When Depression Makes It Hard to Get Out of Bed
After getting two hours of sleep, I awake to a numb shoulder, icy patch stuck to the side of my face and a massive headache. I’m assuming it’s a headache and not a migraine since I can actually move my jaw.
Today, like most days, it seems like it’s me against the world. I’m not 100 percent sure which of the issues I’m experiencing is causing me the most depression, but I feel the weight. Is it the physical pain, the emotional pain of losing a big part of myself, my bank account balance or a combination of it all?
All I know is, I don’t want to get up. But, I also know that if I don’t, I will certainly feel worse. I know this because I have five years experience in the internal battle of “should I stay or should I go”? On the days my bed won and nobody could convince me to get out of it, my body ached more and I found myself most likely to make the same decision the very next day. My sleep schedule was also worse. I was not sleeping but I was in bed almost all day.
I also know this. Sometimes, especially during the thick of it all, I just had to take a shower and walk to the mailbox. The heat of the shower relaxed my muscles and the walk to the mailbox let me take in some air and sunshine. Sometimes that was enough to make me walk around the neighborhood and then get a load of laundry done. The more I moved and the more I did, the better I felt physically and mentally.
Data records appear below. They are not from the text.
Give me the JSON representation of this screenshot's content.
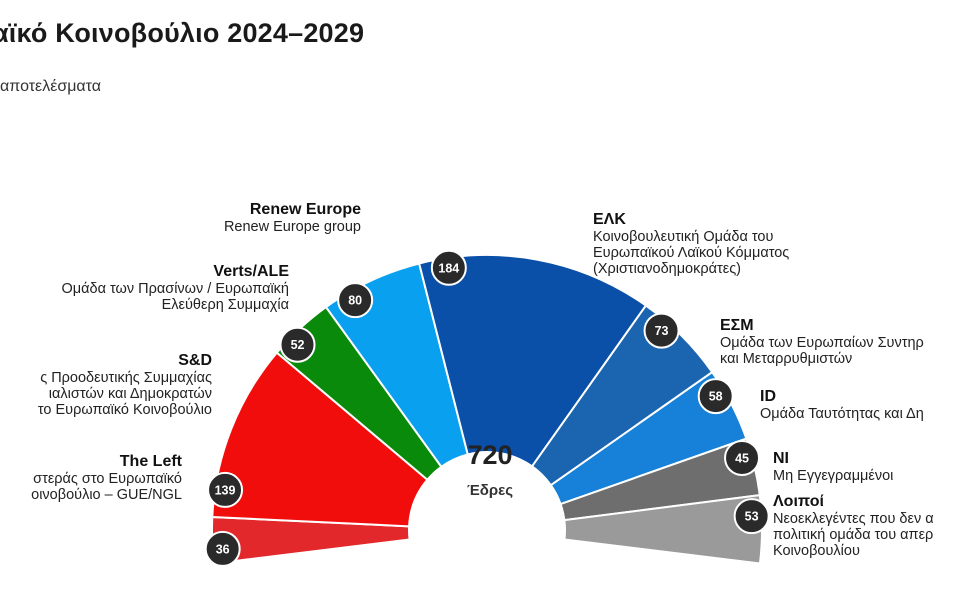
{
  "header": {
    "title": "αϊκό Κοινοβούλιο 2024–2029",
    "subtitle": "αποτελέσματα"
  },
  "chart_data": {
    "type": "parliament-hemicycle",
    "total_seats": "720",
    "total_label": "Έδρες",
    "groups": [
      {
        "key": "left",
        "name": "The Left",
        "desc": "στεράς στο Ευρωπαϊκό\nοινοβούλιο – GUE/NGL",
        "seats": 36,
        "color": "#e3282c"
      },
      {
        "key": "sd",
        "name": "S&D",
        "desc": "ς Προοδευτικής Συμμαχίας\nιαλιστών και Δημοκρατών\nτο Ευρωπαϊκό Κοινοβούλιο",
        "seats": 139,
        "color": "#f20d0d"
      },
      {
        "key": "verts",
        "name": "Verts/ALE",
        "desc": "Ομάδα των Πρασίνων / Ευρωπαϊκή\nΕλεύθερη Συμμαχία",
        "seats": 52,
        "color": "#0a8a0a"
      },
      {
        "key": "renew",
        "name": "Renew Europe",
        "desc": "Renew Europe group",
        "seats": 80,
        "color": "#0aa0f0"
      },
      {
        "key": "epp",
        "name": "ΕΛΚ",
        "desc": "Κοινοβουλευτική Ομάδα του\nΕυρωπαϊκού Λαϊκού Κόμματος\n(Χριστιανοδημοκράτες)",
        "seats": 184,
        "color": "#0a4fa8"
      },
      {
        "key": "ecr",
        "name": "ΕΣΜ",
        "desc": "Ομάδα των Ευρωπαίων Συντηρ\nκαι Μεταρρυθμιστών",
        "seats": 73,
        "color": "#1a64b0"
      },
      {
        "key": "id",
        "name": "ID",
        "desc": "Ομάδα Ταυτότητας και Δη",
        "seats": 58,
        "color": "#1780d8"
      },
      {
        "key": "ni",
        "name": "NI",
        "desc": "Μη Εγγεγραμμένοι",
        "seats": 45,
        "color": "#6e6e6e"
      },
      {
        "key": "others",
        "name": "Λοιποί",
        "desc": "Νεοεκλεγέντες που δεν α\nπολιτική ομάδα του απερ\nΚοινοβουλίου",
        "seats": 53,
        "color": "#9a9a9a"
      }
    ]
  }
}
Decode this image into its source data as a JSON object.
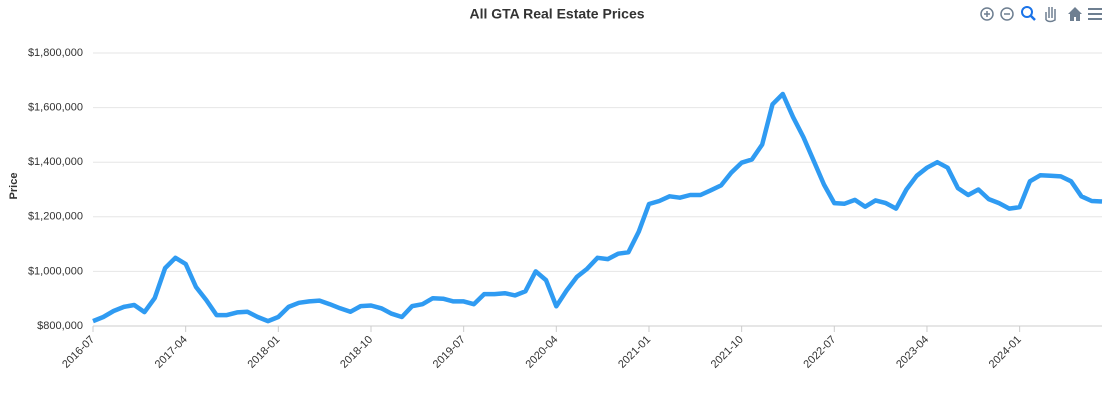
{
  "chart_data": {
    "type": "line",
    "title": "All GTA Real Estate Prices",
    "ylabel": "Price",
    "x": [
      "2016-07",
      "2016-08",
      "2016-09",
      "2016-10",
      "2016-11",
      "2016-12",
      "2017-01",
      "2017-02",
      "2017-03",
      "2017-04",
      "2017-05",
      "2017-06",
      "2017-07",
      "2017-08",
      "2017-09",
      "2017-10",
      "2017-11",
      "2017-12",
      "2018-01",
      "2018-02",
      "2018-03",
      "2018-04",
      "2018-05",
      "2018-06",
      "2018-07",
      "2018-08",
      "2018-09",
      "2018-10",
      "2018-11",
      "2018-12",
      "2019-01",
      "2019-02",
      "2019-03",
      "2019-04",
      "2019-05",
      "2019-06",
      "2019-07",
      "2019-08",
      "2019-09",
      "2019-10",
      "2019-11",
      "2019-12",
      "2020-01",
      "2020-02",
      "2020-03",
      "2020-04",
      "2020-05",
      "2020-06",
      "2020-07",
      "2020-08",
      "2020-09",
      "2020-10",
      "2020-11",
      "2020-12",
      "2021-01",
      "2021-02",
      "2021-03",
      "2021-04",
      "2021-05",
      "2021-06",
      "2021-07",
      "2021-08",
      "2021-09",
      "2021-10",
      "2021-11",
      "2021-12",
      "2022-01",
      "2022-02",
      "2022-03",
      "2022-04",
      "2022-05",
      "2022-06",
      "2022-07",
      "2022-08",
      "2022-09",
      "2022-10",
      "2022-11",
      "2022-12",
      "2023-01",
      "2023-02",
      "2023-03",
      "2023-04",
      "2023-05",
      "2023-06",
      "2023-07",
      "2023-08",
      "2023-09",
      "2023-10",
      "2023-11",
      "2023-12",
      "2024-01",
      "2024-02",
      "2024-03",
      "2024-04",
      "2024-05",
      "2024-06",
      "2024-07",
      "2024-08",
      "2024-09"
    ],
    "series": [
      {
        "name": "Price",
        "color": "#2f9bf2",
        "values": [
          818000,
          833000,
          855000,
          870000,
          877000,
          851000,
          903000,
          1012000,
          1050000,
          1027000,
          943000,
          895000,
          840000,
          840000,
          850000,
          852000,
          833000,
          818000,
          833000,
          870000,
          885000,
          890000,
          893000,
          880000,
          865000,
          852000,
          873000,
          875000,
          865000,
          845000,
          833000,
          873000,
          880000,
          902000,
          900000,
          890000,
          890000,
          880000,
          917000,
          917000,
          920000,
          912000,
          927000,
          1000000,
          968000,
          872000,
          930000,
          980000,
          1010000,
          1050000,
          1045000,
          1065000,
          1070000,
          1145000,
          1247000,
          1258000,
          1275000,
          1270000,
          1280000,
          1280000,
          1297000,
          1315000,
          1362000,
          1398000,
          1410000,
          1465000,
          1612000,
          1650000,
          1565000,
          1492000,
          1405000,
          1318000,
          1250000,
          1248000,
          1262000,
          1237000,
          1260000,
          1250000,
          1230000,
          1300000,
          1350000,
          1380000,
          1400000,
          1380000,
          1305000,
          1280000,
          1300000,
          1265000,
          1250000,
          1230000,
          1235000,
          1330000,
          1352000,
          1350000,
          1348000,
          1330000,
          1275000,
          1258000,
          1256000
        ]
      }
    ],
    "xticks": [
      "2016-07",
      "2017-04",
      "2018-01",
      "2018-10",
      "2019-07",
      "2020-04",
      "2021-01",
      "2021-10",
      "2022-07",
      "2023-04",
      "2024-01"
    ],
    "ylim": [
      800000,
      1800000
    ],
    "yticks": [
      {
        "value": 800000,
        "label": "$800,000"
      },
      {
        "value": 1000000,
        "label": "$1,000,000"
      },
      {
        "value": 1200000,
        "label": "$1,200,000"
      },
      {
        "value": 1400000,
        "label": "$1,400,000"
      },
      {
        "value": 1600000,
        "label": "$1,600,000"
      },
      {
        "value": 1800000,
        "label": "$1,800,000"
      }
    ],
    "grid": true
  }
}
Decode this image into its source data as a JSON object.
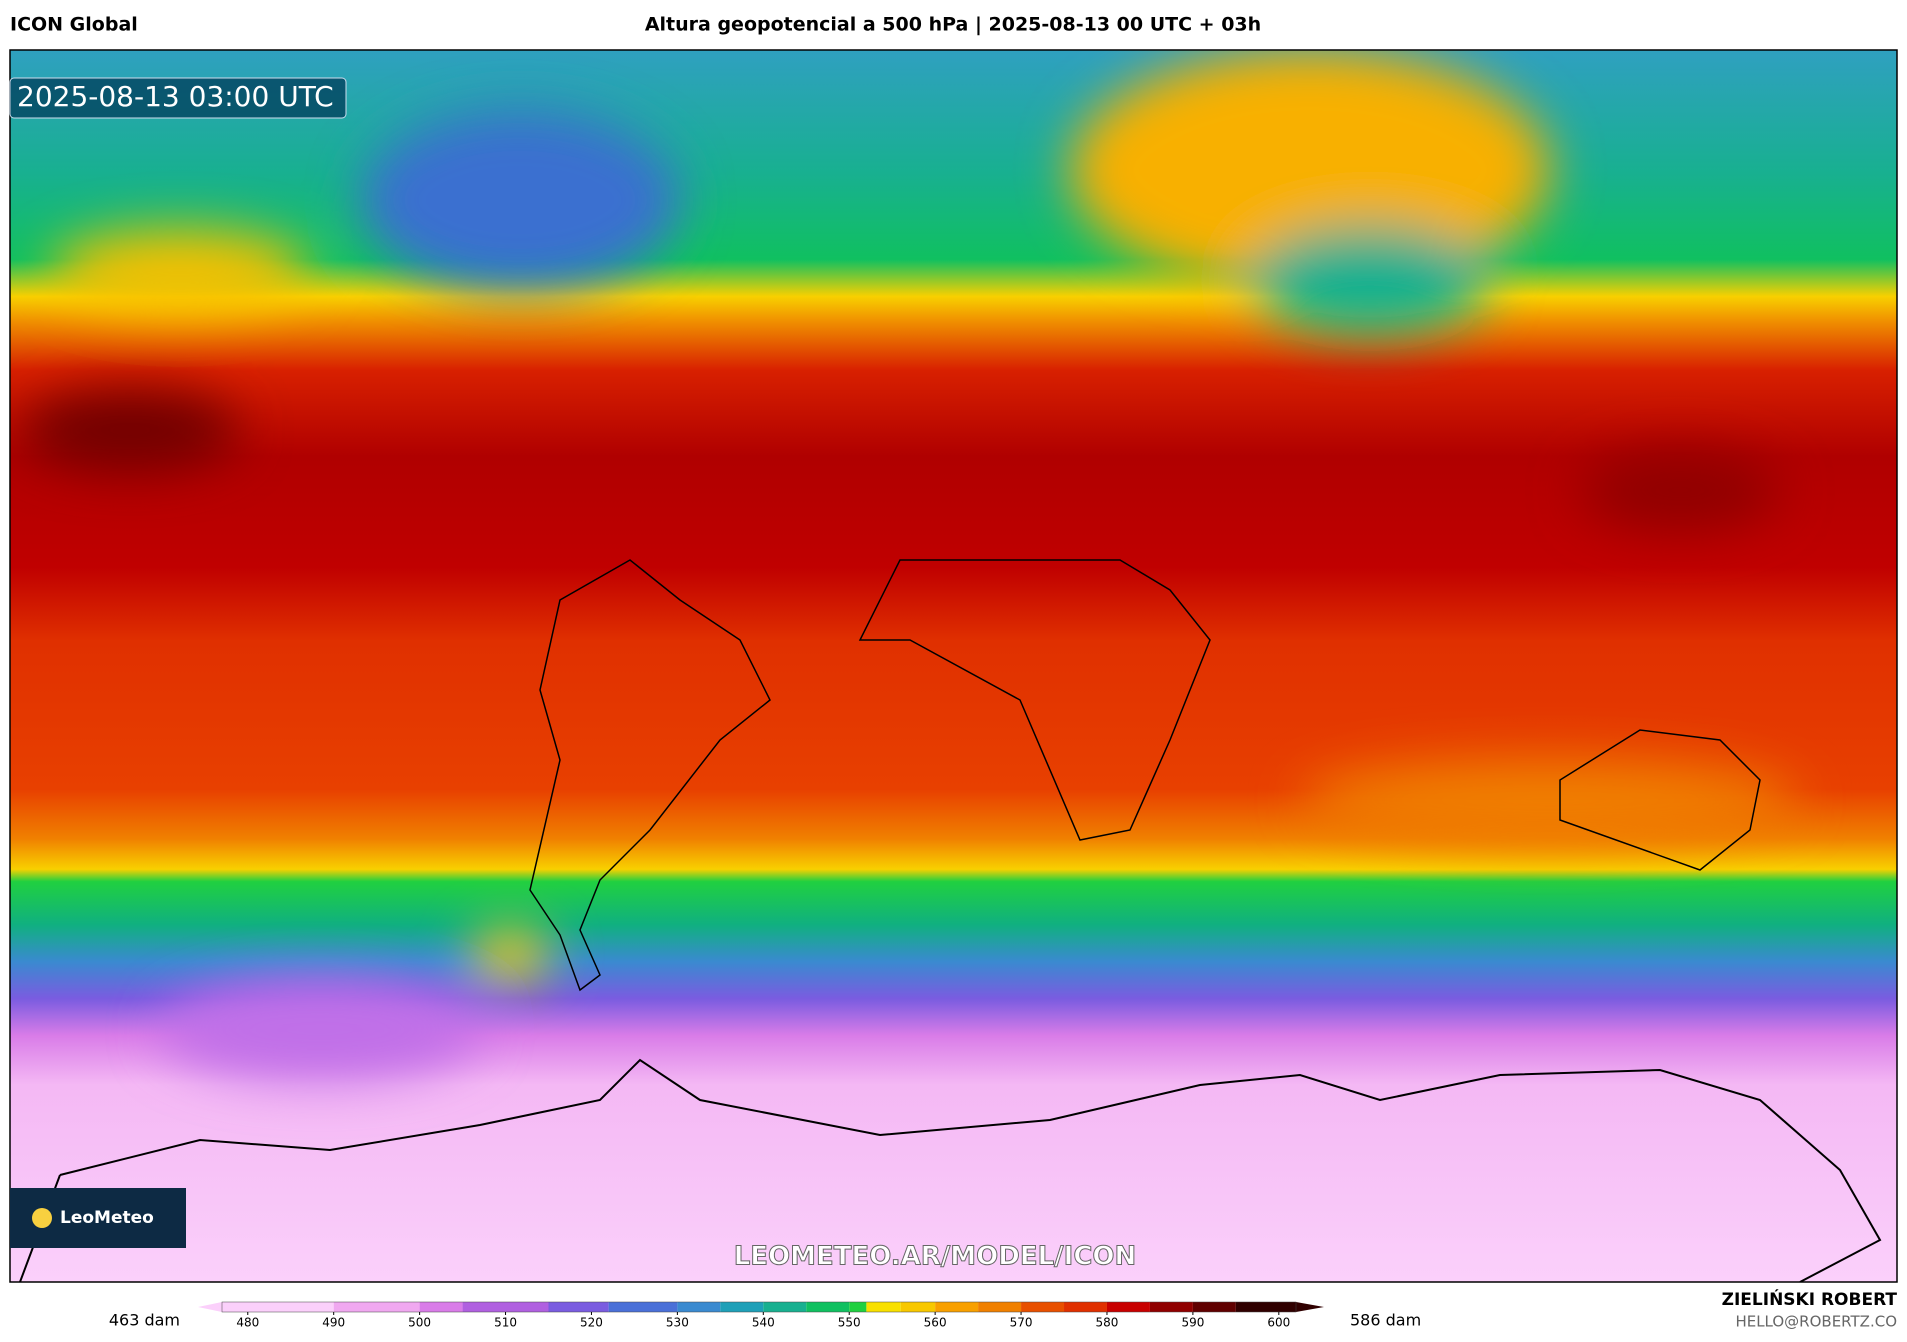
{
  "header": {
    "left": "ICON Global",
    "title": "Altura geopotencial a 500 hPa | 2025-08-13 00 UTC + 03h"
  },
  "map": {
    "timestamp": "2025-08-13 03:00 UTC",
    "logo": "LeoMeteo",
    "watermark": "LEOMETEO.AR/MODEL/ICON"
  },
  "colorbar": {
    "range": [
      477,
      602
    ],
    "ticks": [
      480,
      490,
      500,
      510,
      520,
      530,
      540,
      550,
      560,
      570,
      580,
      590,
      600
    ],
    "min_label": "463 dam",
    "max_label": "586 dam",
    "levels": [
      {
        "value": 477,
        "color": "#fbd0fb"
      },
      {
        "value": 490,
        "color": "#f0a8f0"
      },
      {
        "value": 500,
        "color": "#d97ce8"
      },
      {
        "value": 505,
        "color": "#b060e0"
      },
      {
        "value": 515,
        "color": "#7a5ce0"
      },
      {
        "value": 522,
        "color": "#4a70d8"
      },
      {
        "value": 530,
        "color": "#3a8ad0"
      },
      {
        "value": 535,
        "color": "#1fa0b8"
      },
      {
        "value": 540,
        "color": "#18b090"
      },
      {
        "value": 545,
        "color": "#10c060"
      },
      {
        "value": 550,
        "color": "#20d040"
      },
      {
        "value": 552,
        "color": "#f8e000"
      },
      {
        "value": 556,
        "color": "#f8c800"
      },
      {
        "value": 560,
        "color": "#f8a000"
      },
      {
        "value": 565,
        "color": "#f08000"
      },
      {
        "value": 570,
        "color": "#e85000"
      },
      {
        "value": 575,
        "color": "#e03000"
      },
      {
        "value": 580,
        "color": "#c80000"
      },
      {
        "value": 585,
        "color": "#900000"
      },
      {
        "value": 590,
        "color": "#600000"
      },
      {
        "value": 595,
        "color": "#300000"
      }
    ]
  },
  "footer": {
    "author": "ZIELIŃSKI ROBERT",
    "email": "HELLO@ROBERTZ.CO"
  }
}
Still, there are days like today, where a bank alert showing me how close my balance is to zero immobilizes me. My mind seems to go into this loop of doom. I tell myself I tried, as I searched the Internet for more part-time telecommute positions fit for Ehlers-Danlos syndrome (EDS) disabilities for nearly two hours. I apply to jobs I’m either over or under-qualified for, since my pickings are slim.
What kills me is that I have a lot to offer. Even though my situation has me at a financial roadblock, I’m a professional accountant and I know how to help others. I also love writing. Why can’t I find a way to make that a career? My two published children’s books cost me more in illustrations than I will ever get back in royalties. Still, I know I didn’t write them for the money, even though I have to stop for that reason. I just wish I could figure out how to make a career at what I love to do.
There are just too many variables. I’m sure you have a different set of examples of these variables — roadblocks and things in life making you feel bedbound. Binge-watching “Game of Thrones” and reruns of “The Big Bang Theory” certainly takes me away from reality — the hardest place to live when you have chronic pain.
I may not know how to figure out those pieces of my life yet, but I have figured out that staying in bed or on my sofa won’t make it better. For the sake of my 15-year-old still fast asleep, and for the sake of ever having a chance at making my situation better, I’m going to get out of bed and take a long hot shower now. Then I hope to make it outside for a 30-minute walk on this gorgeous, sunny, pre-Fall day.